WARNING: Bullet Points Ahead
Kona Grill's Reverse Happy Hour should suck by the usual Gem and Aimless Standard. Strikes against it:- It is located in a mall.
- It is a chain.
- It is often filled with hordes of Dallasites looking to score cheap(er than normal, let's not kid ourselves. It's still Dallas.) sushi and drinks.
- If the weather is remotely tolerable said hordes turn into vultures, ready to descend on an open or nearly open table in a second.
- These hordes have been known to step on you with a stiletto or elbow you in the face in pursuit of $3 sushi rolls.
- I'm not joking, people get ugly going for those tables. Being averse to conflict, this place usually gives me anxiety.
- The picture below is from Kona's Dallas website. Those people look like...fun?
But on this particular evening, I had a few things going for me:
- People stayed away because of the cold but the heaters did their job nicely.
- I had never discovered that a sake bomb at Kona is not the same thing as a sake bomb at Kyoto; rather than yelling followed by chugging followed by stumbling, this one involved a bottle of sake and a gigantic Kirin.
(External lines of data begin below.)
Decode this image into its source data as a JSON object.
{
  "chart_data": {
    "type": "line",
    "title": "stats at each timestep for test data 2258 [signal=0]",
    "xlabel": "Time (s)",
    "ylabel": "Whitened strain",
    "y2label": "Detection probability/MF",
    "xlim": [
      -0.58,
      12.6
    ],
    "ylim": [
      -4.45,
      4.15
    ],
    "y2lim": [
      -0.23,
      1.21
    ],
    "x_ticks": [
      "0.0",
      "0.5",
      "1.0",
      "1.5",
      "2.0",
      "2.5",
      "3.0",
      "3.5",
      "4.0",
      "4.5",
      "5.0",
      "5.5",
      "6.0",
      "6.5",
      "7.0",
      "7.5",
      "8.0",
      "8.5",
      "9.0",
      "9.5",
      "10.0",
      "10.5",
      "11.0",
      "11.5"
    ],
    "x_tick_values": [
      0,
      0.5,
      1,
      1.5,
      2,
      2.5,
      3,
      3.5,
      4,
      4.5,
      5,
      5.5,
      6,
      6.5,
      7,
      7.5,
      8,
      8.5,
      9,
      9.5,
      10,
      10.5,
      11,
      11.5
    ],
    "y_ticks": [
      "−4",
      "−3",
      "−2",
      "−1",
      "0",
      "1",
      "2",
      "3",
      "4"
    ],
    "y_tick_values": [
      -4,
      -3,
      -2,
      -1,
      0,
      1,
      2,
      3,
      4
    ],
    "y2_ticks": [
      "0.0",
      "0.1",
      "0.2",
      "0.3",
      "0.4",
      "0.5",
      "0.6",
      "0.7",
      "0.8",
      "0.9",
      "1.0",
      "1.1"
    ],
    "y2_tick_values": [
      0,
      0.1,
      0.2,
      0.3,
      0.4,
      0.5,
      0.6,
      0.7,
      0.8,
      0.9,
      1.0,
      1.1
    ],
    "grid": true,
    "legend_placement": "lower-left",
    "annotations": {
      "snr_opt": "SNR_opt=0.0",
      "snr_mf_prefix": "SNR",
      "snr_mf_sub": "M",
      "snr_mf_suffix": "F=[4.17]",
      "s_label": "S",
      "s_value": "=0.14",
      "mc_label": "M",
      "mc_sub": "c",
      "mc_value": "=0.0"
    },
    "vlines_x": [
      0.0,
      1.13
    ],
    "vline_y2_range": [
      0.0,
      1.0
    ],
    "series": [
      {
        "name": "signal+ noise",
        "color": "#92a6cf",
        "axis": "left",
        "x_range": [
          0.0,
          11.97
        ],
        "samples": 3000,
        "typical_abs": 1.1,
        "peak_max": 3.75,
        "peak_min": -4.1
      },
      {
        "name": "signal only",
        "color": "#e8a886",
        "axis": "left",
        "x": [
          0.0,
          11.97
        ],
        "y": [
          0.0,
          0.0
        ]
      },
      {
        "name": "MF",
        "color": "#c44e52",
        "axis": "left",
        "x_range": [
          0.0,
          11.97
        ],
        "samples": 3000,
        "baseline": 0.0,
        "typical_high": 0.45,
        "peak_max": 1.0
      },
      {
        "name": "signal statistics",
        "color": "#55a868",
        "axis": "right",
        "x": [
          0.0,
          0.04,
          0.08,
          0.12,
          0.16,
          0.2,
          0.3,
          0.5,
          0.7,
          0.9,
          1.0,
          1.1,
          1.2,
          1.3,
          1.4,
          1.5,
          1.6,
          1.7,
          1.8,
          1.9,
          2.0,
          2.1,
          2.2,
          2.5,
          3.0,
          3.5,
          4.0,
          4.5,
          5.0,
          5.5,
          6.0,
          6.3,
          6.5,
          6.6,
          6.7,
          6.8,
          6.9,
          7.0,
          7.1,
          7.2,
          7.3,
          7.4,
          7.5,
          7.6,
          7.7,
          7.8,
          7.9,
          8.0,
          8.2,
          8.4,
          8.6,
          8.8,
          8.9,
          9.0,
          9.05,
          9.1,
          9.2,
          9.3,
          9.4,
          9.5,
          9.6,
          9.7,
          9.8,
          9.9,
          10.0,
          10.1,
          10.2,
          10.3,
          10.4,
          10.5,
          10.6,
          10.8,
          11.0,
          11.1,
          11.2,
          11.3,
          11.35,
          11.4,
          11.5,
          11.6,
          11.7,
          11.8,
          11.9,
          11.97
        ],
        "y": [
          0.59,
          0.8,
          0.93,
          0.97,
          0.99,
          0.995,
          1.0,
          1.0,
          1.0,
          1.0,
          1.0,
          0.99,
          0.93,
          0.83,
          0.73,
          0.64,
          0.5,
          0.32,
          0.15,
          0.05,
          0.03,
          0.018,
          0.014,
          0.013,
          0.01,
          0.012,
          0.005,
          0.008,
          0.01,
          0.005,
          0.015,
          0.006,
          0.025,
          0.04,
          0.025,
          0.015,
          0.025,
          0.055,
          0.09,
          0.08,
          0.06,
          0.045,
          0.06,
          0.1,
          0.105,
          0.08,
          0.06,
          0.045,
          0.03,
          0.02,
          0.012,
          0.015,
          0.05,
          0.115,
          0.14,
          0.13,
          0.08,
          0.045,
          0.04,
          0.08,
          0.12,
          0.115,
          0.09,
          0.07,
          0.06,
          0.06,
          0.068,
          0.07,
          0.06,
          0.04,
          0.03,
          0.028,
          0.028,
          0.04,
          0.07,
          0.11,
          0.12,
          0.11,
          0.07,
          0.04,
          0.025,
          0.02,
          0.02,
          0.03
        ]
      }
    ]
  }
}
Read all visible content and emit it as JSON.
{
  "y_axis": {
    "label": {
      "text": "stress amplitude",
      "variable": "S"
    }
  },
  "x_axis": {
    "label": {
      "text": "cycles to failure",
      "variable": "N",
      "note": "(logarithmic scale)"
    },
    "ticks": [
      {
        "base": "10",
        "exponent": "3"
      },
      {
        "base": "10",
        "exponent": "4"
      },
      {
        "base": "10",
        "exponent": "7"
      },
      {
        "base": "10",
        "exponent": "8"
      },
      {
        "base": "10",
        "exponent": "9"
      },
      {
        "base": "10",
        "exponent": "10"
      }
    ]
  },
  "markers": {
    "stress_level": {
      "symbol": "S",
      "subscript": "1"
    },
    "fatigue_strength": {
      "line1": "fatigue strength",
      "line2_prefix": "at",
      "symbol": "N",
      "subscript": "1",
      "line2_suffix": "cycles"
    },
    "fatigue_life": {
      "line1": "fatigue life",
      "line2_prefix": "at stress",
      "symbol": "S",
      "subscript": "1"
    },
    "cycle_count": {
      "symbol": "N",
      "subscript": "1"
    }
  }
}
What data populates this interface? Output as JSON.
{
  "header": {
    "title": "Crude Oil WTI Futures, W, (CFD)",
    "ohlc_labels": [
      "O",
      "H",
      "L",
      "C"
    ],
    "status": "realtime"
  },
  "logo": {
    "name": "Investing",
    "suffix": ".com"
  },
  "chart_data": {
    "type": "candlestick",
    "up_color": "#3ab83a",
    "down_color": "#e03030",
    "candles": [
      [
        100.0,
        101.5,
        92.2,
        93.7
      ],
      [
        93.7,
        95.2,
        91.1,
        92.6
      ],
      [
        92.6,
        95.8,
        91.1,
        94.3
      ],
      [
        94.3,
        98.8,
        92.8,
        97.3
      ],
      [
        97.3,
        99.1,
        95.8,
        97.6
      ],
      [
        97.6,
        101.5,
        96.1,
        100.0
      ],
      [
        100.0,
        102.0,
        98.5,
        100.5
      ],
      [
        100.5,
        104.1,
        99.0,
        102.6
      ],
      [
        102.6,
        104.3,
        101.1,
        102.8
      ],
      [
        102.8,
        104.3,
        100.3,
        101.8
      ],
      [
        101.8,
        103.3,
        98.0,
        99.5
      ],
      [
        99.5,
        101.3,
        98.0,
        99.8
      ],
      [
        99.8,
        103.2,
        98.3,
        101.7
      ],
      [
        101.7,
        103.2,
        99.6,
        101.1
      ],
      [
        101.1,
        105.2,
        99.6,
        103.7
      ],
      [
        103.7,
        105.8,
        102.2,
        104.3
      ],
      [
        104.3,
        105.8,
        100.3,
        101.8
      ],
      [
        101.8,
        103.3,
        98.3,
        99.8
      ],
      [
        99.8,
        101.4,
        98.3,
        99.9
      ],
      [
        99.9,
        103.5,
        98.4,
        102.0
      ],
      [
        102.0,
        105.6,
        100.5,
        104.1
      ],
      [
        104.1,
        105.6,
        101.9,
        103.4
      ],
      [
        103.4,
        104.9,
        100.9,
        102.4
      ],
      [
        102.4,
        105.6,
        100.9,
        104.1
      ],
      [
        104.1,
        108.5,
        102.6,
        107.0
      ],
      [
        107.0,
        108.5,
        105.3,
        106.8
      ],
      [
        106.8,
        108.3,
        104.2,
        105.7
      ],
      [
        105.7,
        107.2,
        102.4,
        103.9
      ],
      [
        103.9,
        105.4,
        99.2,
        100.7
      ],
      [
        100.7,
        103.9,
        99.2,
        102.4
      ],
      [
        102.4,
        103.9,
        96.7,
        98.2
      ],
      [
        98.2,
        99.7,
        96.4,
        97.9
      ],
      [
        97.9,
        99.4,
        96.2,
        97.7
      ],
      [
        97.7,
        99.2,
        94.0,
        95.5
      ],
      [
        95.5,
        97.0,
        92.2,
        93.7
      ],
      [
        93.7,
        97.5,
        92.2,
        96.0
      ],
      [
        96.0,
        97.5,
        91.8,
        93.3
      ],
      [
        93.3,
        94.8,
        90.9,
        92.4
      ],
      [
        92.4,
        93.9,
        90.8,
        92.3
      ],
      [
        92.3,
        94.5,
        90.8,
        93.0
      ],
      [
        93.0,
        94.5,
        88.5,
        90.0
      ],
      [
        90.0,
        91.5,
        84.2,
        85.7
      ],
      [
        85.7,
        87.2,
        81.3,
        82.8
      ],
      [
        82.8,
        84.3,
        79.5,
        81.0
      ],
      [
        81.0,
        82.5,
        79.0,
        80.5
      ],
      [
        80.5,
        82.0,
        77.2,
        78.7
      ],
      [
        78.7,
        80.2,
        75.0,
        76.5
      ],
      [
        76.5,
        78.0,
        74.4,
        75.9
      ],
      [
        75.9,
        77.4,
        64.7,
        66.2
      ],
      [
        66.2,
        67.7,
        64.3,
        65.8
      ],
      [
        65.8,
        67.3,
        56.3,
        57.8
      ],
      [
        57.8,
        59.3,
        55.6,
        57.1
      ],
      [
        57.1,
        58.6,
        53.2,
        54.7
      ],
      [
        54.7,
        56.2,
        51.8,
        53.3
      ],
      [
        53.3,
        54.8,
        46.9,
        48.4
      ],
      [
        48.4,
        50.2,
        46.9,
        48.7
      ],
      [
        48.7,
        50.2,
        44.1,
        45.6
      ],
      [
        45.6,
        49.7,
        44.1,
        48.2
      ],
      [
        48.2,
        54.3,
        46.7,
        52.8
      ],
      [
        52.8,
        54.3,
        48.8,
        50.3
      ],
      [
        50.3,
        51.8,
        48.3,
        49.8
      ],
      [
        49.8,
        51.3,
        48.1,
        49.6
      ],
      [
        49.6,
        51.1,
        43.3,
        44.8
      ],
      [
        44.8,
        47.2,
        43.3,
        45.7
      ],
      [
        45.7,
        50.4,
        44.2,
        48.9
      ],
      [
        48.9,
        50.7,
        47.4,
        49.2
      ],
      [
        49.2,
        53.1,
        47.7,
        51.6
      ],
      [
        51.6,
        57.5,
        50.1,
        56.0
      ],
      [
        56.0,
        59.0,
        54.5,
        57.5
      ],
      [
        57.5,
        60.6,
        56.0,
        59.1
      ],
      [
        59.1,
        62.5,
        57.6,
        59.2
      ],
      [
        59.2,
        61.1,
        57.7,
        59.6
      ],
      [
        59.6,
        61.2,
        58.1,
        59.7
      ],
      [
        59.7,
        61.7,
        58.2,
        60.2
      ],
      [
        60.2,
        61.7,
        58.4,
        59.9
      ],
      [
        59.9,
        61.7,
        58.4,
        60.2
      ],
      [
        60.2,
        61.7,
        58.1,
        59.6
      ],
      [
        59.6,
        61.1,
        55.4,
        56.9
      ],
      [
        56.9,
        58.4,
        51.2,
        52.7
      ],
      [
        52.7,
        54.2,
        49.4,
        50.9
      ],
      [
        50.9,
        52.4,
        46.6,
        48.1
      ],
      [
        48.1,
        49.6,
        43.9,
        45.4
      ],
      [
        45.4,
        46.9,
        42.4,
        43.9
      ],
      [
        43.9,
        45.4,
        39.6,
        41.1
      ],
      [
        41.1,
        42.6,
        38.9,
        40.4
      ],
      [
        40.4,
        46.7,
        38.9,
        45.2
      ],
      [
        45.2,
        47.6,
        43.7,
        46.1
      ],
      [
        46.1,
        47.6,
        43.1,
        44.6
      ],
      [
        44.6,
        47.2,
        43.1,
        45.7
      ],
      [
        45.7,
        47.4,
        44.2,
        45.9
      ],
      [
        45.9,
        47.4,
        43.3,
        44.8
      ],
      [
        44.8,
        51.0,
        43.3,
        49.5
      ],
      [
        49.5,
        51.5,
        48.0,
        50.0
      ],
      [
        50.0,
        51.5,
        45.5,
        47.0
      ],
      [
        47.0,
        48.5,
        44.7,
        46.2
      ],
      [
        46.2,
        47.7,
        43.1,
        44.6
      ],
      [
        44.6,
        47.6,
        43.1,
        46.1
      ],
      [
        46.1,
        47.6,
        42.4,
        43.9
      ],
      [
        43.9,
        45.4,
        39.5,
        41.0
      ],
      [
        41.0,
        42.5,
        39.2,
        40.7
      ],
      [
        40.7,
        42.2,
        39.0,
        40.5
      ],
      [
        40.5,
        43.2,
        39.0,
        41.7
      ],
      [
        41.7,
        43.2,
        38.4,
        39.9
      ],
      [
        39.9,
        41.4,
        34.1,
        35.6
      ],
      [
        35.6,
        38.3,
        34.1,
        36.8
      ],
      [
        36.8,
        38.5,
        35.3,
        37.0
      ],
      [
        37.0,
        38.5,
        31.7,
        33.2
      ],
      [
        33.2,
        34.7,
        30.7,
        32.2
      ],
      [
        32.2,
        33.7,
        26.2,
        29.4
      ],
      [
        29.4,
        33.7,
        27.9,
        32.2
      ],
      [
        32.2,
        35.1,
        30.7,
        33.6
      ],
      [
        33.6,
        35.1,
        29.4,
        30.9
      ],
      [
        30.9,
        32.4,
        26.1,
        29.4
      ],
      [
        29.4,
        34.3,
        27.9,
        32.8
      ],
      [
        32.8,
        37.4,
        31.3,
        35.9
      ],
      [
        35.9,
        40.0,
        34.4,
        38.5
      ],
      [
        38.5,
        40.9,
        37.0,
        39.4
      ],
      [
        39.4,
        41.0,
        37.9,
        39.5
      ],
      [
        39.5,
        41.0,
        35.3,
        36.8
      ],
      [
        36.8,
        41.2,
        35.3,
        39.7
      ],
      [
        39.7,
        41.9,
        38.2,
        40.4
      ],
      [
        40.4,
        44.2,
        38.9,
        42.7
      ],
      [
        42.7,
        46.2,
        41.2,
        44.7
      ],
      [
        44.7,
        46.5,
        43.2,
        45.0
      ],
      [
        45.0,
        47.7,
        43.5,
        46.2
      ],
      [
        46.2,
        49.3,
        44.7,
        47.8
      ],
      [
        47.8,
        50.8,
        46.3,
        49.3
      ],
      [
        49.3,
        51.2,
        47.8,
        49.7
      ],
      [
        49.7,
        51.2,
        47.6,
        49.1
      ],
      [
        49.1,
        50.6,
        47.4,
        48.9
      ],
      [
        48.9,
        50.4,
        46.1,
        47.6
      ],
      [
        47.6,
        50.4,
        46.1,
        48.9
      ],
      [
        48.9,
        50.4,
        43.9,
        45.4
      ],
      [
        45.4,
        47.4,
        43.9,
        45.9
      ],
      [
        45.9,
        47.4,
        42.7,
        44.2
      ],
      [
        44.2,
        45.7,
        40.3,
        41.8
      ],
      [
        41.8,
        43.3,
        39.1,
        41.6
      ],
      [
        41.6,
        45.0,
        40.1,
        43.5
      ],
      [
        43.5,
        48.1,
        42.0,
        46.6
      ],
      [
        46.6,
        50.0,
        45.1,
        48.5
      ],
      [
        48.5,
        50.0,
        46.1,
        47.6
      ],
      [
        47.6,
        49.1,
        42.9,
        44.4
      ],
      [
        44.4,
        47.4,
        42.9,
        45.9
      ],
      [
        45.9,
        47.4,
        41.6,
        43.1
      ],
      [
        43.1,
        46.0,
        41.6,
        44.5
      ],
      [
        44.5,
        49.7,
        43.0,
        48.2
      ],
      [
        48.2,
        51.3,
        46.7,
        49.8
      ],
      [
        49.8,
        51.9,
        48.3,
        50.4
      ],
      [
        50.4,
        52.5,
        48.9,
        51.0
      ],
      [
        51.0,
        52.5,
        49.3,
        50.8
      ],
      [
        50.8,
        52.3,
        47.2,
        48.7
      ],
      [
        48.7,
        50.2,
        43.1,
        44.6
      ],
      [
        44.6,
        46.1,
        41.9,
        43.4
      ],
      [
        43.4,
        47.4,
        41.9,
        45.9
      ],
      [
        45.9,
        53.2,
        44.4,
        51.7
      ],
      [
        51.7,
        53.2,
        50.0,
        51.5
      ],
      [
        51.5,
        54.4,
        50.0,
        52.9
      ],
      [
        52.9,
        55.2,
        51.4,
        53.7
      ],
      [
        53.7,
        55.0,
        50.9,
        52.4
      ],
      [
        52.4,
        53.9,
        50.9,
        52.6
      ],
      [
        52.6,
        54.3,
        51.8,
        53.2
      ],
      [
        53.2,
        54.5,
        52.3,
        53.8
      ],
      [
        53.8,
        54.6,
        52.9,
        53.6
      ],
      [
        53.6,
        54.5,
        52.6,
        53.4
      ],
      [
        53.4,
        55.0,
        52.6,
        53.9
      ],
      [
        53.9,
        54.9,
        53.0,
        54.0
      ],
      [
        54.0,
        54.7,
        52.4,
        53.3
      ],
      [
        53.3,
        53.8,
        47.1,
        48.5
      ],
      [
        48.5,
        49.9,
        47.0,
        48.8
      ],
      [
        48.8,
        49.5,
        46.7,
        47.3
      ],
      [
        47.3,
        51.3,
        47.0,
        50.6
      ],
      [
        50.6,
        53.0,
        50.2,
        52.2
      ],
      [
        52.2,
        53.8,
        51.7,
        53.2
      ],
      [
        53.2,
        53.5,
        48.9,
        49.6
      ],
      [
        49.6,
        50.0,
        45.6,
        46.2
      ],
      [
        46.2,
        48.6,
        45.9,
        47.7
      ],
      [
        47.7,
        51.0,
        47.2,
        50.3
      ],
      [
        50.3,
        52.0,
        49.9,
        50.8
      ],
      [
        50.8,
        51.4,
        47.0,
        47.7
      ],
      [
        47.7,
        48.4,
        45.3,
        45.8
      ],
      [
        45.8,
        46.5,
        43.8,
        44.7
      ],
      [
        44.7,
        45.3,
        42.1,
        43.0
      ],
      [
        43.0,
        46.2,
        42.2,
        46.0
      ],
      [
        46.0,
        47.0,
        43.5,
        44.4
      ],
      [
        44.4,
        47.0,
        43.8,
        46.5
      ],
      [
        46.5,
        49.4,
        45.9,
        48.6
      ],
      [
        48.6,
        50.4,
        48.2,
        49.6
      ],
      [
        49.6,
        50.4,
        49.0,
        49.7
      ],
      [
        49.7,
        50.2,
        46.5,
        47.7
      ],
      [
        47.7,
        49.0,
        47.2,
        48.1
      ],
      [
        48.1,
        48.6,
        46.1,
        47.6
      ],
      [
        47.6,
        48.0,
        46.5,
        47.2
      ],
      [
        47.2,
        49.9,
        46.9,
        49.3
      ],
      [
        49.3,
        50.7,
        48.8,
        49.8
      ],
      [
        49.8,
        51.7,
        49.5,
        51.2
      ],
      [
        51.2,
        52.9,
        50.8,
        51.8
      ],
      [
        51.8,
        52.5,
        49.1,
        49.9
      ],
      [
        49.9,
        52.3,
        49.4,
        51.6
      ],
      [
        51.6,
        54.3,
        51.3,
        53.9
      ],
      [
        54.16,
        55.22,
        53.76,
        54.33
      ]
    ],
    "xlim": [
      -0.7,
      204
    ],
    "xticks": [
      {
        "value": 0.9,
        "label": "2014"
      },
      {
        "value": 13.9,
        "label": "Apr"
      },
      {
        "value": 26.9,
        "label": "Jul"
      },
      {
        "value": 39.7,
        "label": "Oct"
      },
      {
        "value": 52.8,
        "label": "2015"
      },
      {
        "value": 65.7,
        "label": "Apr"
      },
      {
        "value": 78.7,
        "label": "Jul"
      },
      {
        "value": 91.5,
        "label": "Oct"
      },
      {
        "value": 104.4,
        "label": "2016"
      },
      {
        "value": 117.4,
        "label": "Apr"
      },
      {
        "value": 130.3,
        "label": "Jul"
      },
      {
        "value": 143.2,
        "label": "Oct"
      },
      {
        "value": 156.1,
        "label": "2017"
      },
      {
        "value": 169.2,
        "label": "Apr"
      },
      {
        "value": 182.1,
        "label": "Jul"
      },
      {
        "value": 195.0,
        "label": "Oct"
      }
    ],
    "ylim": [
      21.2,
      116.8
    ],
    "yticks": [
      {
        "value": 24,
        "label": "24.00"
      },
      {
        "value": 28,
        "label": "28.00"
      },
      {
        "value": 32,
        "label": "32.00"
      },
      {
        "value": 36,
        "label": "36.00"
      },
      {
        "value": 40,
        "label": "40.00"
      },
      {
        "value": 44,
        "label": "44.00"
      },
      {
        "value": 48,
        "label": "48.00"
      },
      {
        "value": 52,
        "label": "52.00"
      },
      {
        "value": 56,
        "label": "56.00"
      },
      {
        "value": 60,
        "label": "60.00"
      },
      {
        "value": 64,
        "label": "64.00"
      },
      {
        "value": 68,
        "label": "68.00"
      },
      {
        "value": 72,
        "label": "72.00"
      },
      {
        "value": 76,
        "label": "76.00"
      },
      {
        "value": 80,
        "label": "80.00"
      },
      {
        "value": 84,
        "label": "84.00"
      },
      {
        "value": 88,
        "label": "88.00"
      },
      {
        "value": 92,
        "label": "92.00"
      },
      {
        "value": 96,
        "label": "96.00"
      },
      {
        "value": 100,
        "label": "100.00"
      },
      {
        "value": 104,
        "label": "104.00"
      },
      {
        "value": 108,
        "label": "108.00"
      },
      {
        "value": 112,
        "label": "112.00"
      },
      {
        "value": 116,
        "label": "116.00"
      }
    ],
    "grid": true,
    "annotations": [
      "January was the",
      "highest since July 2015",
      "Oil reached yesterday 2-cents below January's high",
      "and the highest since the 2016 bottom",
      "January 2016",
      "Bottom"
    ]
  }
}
For $6. SCORE. Stumbling included.
- The Ting Tings - "That's Not My Name"
- Junior Senior - "Move Your Feet"
- St. Vincent - "Actor Out of Work"
- Delta Spirit - "Trashcan"
Five points, Kona. But if we go back and you devolve into that crappy 90s mix again, those five big ones will be revoked quicker than a vulture in stilettos can steal my table.
Current Score: -153. Color me surprised.